Back to the point. Alan uses the post to seemingly poke at some of the vendors that are now chasing sexier terms like UTM and NAC. Sure, there are quite a few struggling IPS vendors that are trying to reposition in the NAC space. That's not news, nor is it interesting. You'll always have those ankle biters chasing the next best thing hoping to hit the Cisco, Symantec or McAfee acquisition lottery. So aside from the stupid vendor marketing tricks, there is actual technology evolution happening here, which are both predictable and inevitable. At some point pretty much everything technology hits the commodity curve. That happens when volumes go up, and in the IDS/IPS space we are seeing volumes (or my contacts are at least).
Why? Because IDS/IPS is not sexy anymore. It's mature. It's stable. The channel knows how to sell it and implement it. It's low risk. We can certainly argue whether it does anything or not, but that's not the point. Customers THINK it does something, so they are buying it. I've got lots of contacts in the channel and end user community and IDS/IPS is on main street (in Geoffrey Moore's parlance). TippingPoint is keeping 3Com afloat, Sourcefire continues to grow rapidly and ISS is holding its own. It's largely because the unsophisticated masses are now buying IDS/IPS.
I don't think about markets in terms of HOW, I think in terms of WHAT. Huh? IDS/IPS, firewalls, network anomaly detection, email security and probably 10 other things are HOW's to me. How you do something. I like to examine the WHAT. You are protecting your perimeter - that's WHAT. I don't much care how you protect your perimeter, but you need to protect it. There are lots of ways to skin the cat. The right approach will have everything to do with what your environment needs, not what arbitrary category a vendor's product is placed at some point in time.
I had an Incite at the beginning of the year called "Losing the Religion" (link here) and this is further confirmation of that path. UTM is all about using the right technique to block different attacks, while hopefully giving customers some management leverage. Of course the IDS/IPS vendors are going there because customers want them to. Only the big of the big can afford to support all sorts of different functions on different boxes with different management (see No mas box). The great unwashed want the IDS/IPS built into something bigger and simpler.
We are seeing the natural order of things. Getting back to Alan's bird metaphor - you've got lots of different birds and customers want something that tastes like chicken. It could be a Cornish hen or a turkey, but it better resemble poultry.
The second part of Alan's post is about Sourcefire basically focusing on post-admission control. It seems his biggest problem is that Sourcefire's RNA doesn't do pre-admission control. Yes, Alan sells pre-admission control, so he has strong feelings about it's usefulness and you know on what side of the fence he's going to end up. But customers shouldn't be playing favorites. At some point, you'll need both.
Pre-admission only solves half the problem. What happens if a machine is compromised AFTER it is admitted to the network?
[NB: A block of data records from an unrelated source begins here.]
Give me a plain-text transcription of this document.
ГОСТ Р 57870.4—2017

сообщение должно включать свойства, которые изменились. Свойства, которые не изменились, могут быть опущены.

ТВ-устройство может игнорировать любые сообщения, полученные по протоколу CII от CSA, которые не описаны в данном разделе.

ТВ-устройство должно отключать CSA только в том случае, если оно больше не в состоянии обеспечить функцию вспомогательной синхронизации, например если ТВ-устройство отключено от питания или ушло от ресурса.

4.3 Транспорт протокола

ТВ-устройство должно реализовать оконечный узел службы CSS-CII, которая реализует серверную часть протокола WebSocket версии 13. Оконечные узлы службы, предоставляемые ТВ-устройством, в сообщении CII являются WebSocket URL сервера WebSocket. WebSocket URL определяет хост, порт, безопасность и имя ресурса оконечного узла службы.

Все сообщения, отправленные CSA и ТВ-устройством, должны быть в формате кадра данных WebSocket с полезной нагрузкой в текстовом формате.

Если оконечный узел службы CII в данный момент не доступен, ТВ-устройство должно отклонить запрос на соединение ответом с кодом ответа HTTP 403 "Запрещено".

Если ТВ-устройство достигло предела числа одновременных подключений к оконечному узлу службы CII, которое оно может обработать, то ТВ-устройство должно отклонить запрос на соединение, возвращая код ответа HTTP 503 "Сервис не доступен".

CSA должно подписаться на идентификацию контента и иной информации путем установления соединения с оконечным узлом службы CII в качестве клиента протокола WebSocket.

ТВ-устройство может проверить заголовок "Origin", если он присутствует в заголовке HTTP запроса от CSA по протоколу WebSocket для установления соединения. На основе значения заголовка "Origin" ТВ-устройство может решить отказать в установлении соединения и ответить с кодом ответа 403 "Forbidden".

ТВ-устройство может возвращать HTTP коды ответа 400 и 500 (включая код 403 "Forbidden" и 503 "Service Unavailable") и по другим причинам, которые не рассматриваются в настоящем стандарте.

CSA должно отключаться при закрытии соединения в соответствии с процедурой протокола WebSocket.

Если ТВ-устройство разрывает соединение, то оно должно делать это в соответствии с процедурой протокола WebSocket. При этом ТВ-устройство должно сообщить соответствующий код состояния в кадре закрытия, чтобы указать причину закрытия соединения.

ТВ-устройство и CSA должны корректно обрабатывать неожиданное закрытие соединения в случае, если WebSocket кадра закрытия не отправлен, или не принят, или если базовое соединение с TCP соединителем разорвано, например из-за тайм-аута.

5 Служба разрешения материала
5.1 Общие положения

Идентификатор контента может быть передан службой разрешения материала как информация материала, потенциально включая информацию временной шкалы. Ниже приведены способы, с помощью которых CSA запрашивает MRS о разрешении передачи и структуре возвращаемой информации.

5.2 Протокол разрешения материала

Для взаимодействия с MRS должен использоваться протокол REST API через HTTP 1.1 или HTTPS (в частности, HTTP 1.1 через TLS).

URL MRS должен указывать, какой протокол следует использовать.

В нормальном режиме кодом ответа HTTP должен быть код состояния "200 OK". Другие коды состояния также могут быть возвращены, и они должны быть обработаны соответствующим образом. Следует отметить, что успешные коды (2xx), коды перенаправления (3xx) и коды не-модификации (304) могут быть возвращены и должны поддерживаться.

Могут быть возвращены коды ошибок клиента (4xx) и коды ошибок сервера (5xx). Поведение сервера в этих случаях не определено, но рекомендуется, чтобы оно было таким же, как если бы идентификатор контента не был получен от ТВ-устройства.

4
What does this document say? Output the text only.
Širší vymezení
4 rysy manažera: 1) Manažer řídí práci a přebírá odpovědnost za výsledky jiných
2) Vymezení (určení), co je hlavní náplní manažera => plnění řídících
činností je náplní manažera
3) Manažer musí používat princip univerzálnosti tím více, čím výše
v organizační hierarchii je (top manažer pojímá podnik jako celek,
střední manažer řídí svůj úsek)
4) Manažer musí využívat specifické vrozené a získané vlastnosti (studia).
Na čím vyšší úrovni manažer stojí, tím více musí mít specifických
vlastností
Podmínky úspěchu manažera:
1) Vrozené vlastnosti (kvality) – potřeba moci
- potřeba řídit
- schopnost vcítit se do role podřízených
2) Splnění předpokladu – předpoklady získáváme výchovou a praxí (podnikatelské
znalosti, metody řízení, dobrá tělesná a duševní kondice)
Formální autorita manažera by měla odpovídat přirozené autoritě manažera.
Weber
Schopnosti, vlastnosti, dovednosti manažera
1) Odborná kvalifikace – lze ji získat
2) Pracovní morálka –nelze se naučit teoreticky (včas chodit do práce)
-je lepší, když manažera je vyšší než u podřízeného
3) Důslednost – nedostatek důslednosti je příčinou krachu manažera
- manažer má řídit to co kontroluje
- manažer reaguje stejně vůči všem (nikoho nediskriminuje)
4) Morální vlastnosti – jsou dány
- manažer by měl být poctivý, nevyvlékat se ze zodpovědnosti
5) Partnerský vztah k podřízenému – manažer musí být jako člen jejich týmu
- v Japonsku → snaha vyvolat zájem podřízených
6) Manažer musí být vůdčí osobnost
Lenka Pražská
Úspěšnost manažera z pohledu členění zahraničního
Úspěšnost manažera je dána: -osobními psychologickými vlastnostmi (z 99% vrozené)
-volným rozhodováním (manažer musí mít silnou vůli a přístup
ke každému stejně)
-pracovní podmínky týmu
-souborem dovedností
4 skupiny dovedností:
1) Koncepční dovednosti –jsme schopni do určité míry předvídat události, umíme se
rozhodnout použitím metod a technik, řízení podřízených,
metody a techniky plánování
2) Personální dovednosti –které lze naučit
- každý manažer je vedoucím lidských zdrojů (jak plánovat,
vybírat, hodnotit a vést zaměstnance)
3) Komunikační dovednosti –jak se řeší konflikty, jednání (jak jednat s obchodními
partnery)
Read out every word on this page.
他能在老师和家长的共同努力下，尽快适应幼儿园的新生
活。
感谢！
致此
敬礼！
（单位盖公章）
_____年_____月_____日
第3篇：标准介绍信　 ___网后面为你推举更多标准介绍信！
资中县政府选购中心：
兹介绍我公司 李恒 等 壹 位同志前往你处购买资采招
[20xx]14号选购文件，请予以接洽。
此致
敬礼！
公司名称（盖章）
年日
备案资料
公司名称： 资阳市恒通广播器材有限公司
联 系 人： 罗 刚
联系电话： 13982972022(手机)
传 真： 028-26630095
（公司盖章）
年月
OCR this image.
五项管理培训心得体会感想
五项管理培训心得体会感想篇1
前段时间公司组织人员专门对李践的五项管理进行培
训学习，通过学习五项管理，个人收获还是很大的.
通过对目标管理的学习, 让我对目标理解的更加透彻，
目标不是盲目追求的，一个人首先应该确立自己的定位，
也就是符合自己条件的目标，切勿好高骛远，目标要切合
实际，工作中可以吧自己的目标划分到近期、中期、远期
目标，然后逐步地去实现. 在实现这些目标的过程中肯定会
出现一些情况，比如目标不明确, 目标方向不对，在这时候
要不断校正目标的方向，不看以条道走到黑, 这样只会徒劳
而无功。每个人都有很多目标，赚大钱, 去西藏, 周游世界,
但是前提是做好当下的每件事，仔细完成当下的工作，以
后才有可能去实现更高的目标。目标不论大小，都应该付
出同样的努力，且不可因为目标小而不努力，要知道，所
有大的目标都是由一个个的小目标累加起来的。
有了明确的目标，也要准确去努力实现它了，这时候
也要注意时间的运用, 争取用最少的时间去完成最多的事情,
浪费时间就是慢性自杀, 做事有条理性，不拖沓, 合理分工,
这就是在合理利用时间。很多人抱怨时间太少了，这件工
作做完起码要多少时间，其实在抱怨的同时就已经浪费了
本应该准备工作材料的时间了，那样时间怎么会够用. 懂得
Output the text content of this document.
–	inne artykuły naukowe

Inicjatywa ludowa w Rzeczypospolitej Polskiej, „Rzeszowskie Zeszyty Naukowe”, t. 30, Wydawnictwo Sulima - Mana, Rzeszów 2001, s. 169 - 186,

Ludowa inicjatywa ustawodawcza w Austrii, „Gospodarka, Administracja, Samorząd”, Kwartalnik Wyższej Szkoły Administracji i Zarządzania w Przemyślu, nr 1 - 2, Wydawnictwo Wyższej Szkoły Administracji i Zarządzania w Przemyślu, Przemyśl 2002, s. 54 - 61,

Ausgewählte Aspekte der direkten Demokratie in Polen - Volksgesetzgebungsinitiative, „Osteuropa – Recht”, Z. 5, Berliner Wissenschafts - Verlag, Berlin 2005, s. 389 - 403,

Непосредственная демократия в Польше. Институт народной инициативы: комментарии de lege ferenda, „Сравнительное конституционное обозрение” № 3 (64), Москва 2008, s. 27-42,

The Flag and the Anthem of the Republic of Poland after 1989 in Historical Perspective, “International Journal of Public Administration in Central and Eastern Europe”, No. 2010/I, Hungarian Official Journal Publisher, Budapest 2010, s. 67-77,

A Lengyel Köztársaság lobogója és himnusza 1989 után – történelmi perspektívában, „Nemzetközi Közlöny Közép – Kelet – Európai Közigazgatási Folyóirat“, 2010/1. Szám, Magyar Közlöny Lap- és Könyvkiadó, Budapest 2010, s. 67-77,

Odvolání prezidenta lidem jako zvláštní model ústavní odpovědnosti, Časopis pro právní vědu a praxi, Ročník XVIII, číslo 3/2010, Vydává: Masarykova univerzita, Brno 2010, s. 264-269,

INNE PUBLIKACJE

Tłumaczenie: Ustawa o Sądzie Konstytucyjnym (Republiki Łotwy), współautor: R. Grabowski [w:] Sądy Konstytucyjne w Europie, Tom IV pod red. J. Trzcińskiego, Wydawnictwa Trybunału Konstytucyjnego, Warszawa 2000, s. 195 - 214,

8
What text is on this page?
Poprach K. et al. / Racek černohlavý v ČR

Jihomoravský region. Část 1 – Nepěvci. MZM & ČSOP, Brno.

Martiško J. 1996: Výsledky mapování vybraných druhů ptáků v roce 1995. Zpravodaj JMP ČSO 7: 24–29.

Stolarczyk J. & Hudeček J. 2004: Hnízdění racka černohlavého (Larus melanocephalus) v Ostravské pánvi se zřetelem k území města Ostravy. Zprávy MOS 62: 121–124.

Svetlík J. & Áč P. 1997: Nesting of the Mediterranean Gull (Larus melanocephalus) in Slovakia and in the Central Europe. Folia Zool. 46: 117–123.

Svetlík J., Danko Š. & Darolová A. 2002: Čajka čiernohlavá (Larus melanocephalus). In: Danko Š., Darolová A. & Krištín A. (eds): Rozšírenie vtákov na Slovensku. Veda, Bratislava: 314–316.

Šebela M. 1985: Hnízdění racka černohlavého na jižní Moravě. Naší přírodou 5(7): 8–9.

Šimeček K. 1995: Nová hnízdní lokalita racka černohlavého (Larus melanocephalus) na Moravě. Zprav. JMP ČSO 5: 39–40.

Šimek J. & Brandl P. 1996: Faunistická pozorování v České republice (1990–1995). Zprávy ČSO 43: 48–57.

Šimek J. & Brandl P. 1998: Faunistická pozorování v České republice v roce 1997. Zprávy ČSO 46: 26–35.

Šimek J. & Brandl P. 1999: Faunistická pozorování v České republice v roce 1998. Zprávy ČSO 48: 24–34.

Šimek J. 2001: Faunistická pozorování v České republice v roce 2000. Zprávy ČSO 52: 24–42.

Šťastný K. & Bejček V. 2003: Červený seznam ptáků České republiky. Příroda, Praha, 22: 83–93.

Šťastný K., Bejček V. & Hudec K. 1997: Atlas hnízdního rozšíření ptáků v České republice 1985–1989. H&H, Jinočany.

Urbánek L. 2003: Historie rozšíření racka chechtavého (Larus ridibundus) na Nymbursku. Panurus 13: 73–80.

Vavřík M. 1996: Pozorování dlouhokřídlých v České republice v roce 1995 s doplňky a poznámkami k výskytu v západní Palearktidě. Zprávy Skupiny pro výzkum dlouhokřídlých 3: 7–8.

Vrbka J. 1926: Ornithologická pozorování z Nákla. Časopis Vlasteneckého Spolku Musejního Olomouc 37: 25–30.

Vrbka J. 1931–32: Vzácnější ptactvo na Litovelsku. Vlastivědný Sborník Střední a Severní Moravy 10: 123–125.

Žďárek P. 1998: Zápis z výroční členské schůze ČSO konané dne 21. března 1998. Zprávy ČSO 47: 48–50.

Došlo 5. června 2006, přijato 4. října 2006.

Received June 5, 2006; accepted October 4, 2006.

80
Likewise post-admission doesn't prevent a compromised or foreign attacker from doing damage until it is picked up by the passive monitoring approach and quarantined. So neither solves the entirety of the problem, how do you make sure only the right devices get onto the network and then do the right stuff when they are connected.
Over time the question becomes WHERE you perform these functions. My bet is that you do pre-admission control on an access gateway. Maybe a SSL VPN box on steroids to handle LAN speeds. Maybe on access points that terminate in-building wireless networks and public meeting spaces.
I think you do post-admission control in the network fabric. Initially you need to passively monitor traffic and centralize decision making, but over time (like 5-7 years) as more intelligence and capability makes its way into the wiring closet then you will actively enforce local policies in the closet and have a passive "overlord" watching everything to ensure network integrity and enterprise policy compliance.
It's a compelling vision and we are a long ways off, but that's one guy's vote on how things shake out.